Filtering Errors

Stop recording errors you don't care about.

You can control which errors get posted to Errorception. Simply define a _errs.allow function that returns true or false. You could think of it as being similar to the native Array.filter method. Errors discarded because of this function are not posted to Errorception's servers, and hence do not count towards your daily rate limit.

_errs.allow = function(error) {
  /*
  `error` looks similar to the following:
  {
    message: "Uncaught ReferenceError: p is not defined",
    line: 34,
    url: "http://www.example.com/script.js",
    stack: "...stack trace..."
  }
  */

  return true;  // Allow all errors
}

If _errs.allow is undefined, all errors are posted to the server. The _errs.allow function receives an object representing the error as its first argument, which contains the error message, line number, the source script's URL, and the stack trace, when available.

As an example, if you don't care about errors from IE6, you could do the following:

_errs.allow = function() {
  return (navigator.userAgent.indexOf("MSIE 6") == -1);
}

Or, to allow all errors from yourdomain.com and its subdomains:

_errs.allow = function() {
  return (location.hostname.indexOf("yourdomain.com") != -1);
}

The data in the error object is the raw data Errorception captured from the browser. This data isn't fully sanitized yet. (Errorception does the bulk of the error processing on the server, so that your users don't face any performance lag.) As a result, you must not assume that any of the properties of the error object will be available. Ensure that you the property indeed exists before calling a method on it. Eg: error.stack && error.stack.indexOf("...").

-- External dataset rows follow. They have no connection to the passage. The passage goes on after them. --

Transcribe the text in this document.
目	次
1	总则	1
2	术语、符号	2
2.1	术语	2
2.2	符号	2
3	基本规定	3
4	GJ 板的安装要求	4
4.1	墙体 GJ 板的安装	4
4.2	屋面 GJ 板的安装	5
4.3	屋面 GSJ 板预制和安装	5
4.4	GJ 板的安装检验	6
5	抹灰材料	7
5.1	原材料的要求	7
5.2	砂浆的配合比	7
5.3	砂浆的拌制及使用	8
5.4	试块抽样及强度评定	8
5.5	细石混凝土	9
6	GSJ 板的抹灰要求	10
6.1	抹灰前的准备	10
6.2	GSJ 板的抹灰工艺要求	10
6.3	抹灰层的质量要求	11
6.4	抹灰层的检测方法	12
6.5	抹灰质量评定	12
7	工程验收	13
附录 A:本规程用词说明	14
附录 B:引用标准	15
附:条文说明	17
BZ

Debugging note: Picture this: Let's say you have a bug in your _errs.allow function, that throws an error. The error thus raised would now go back through your _errs.allow function once again to determine if this new error should be posted, possibly raising another error. This could continue ad infinitum, causing the browser to hang! To prevent this infinite-loop-mess, if _errs.allow encounters an error, it isn't thrown as usual. Instead, Errorception swallows the error up. Meanwhile, since .allow broke, we couldn't determine if the original error should be posted to Errorception. So Errorception plays safe and chooses to record the original error regardless. In addition, Errorception posts the error that occurred when calling .allow to Errorception itself, causing the error in your .allow function to show up in your error logs as well.

Unfortunately, this does double the number of errors posted (the original error + the new error in .allow) when your intention might have been to reduce the number of errors in the first place. However, since this only happens in a corner case, and since you'd definitely notice such a problem, this behaviour has been left as is.